Bence böyle bir fark yok. Ama kendimden emin bir şekilde böyle bir fark yok da diyemem, dememeliyim. Bu fark var diyene haksızlık olur. Buna anlık kendi tanımlamamla cevap vereyim. Sözlü geleneğin edebi ve diliniz hangisiyse o dilde yazılmasına hikâye desek diğerine de öykü deriz. Şu an bunu düşündüm. Aslolan iyi bir dille iyi bir şey anlatmaktır galiba. İsimler türler fark etmez.

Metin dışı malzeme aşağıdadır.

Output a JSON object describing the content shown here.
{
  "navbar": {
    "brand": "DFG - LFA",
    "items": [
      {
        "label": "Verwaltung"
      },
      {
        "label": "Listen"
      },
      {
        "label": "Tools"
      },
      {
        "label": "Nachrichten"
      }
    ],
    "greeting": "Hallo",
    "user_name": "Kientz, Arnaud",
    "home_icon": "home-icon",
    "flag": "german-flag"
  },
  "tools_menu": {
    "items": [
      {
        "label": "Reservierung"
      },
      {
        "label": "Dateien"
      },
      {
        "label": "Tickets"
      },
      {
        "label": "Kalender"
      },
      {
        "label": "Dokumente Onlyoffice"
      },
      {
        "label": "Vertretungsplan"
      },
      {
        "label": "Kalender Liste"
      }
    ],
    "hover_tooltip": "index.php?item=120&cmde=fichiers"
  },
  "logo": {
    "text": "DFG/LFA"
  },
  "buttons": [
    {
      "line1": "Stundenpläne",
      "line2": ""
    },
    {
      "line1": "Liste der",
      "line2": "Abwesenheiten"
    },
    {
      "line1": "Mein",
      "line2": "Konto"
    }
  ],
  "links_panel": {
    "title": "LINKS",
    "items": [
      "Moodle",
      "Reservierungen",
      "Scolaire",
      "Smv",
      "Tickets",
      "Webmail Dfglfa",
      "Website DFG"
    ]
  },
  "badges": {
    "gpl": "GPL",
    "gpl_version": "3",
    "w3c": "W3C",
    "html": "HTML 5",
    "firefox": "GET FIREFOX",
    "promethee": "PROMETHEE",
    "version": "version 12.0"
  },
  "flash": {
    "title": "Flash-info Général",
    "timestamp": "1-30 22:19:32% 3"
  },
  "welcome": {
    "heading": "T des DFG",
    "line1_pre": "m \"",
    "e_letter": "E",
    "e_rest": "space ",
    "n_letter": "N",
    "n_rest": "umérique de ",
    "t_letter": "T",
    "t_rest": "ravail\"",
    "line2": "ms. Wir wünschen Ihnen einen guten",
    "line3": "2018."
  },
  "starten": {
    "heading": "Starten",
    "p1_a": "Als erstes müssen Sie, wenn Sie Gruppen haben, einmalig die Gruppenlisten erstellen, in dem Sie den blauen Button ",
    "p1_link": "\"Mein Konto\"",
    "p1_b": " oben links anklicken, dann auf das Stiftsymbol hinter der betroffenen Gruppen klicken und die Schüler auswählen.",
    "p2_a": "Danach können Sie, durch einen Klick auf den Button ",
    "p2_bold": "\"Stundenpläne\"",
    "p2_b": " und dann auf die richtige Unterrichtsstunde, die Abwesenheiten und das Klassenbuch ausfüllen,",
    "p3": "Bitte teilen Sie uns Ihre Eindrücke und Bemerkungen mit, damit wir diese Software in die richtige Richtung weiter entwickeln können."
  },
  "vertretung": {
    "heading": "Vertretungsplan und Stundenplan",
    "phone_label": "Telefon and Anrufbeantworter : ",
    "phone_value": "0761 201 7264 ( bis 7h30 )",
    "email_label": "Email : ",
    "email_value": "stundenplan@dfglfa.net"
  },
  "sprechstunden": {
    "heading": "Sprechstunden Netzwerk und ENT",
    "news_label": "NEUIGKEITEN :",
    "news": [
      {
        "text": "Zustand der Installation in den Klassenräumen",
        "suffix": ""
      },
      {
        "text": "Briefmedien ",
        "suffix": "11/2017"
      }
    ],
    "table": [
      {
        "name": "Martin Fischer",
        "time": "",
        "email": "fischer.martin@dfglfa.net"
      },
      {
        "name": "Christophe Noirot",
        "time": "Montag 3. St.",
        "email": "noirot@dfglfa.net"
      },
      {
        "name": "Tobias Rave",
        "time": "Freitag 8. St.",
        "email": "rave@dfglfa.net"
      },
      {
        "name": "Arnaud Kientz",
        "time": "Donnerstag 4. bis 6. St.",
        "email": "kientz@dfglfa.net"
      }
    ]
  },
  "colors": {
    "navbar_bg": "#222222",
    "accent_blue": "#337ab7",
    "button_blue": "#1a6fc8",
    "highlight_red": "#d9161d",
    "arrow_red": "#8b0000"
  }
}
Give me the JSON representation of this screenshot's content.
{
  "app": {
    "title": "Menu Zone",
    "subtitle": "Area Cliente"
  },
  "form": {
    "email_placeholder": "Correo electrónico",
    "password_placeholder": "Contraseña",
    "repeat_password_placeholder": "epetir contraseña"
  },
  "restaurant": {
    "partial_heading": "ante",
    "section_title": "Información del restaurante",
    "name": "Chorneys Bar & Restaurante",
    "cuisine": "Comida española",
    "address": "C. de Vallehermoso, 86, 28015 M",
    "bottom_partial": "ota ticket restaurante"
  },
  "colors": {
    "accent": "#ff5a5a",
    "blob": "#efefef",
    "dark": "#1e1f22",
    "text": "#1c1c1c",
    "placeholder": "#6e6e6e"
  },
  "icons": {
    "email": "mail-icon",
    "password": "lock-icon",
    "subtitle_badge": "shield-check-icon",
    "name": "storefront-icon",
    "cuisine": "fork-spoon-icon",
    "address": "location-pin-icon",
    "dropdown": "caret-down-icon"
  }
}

Öykü yazıyorsunuz ama iyi bir öykü okuru olduğunuzu düşünüyor musunuz? Dergileri takip eder misiniz? Yeni çıkan kitapları alır mısınız? Bir de son çıkanlardan bize önermek istediğiniz öykü kitabı var mı?
Okurluğum yazarlığımdan hemen hemen yirmi yaş büyüktür. İyi ya da kötü bir kütüphanem var. Bence iyi bir öykü okuruyum. Ama değişiyoruz sürekli. Beğeniler zevkler beklentiler.
Yeni çıkanları almaya gayretliyim, online platformlarda yayınlananları takip ederim. Çok isim var. Kimseye haksızlık olmasın. Arkadaşlarımı övüp komik duruma düşmek de istediğim bir şey değil. İyi dilin peşinden gitmemizi önemli bulurum. Bence öykümüz iyi durumda. Kalabalığız diye bu bazen anlaşılmıyor olabilir.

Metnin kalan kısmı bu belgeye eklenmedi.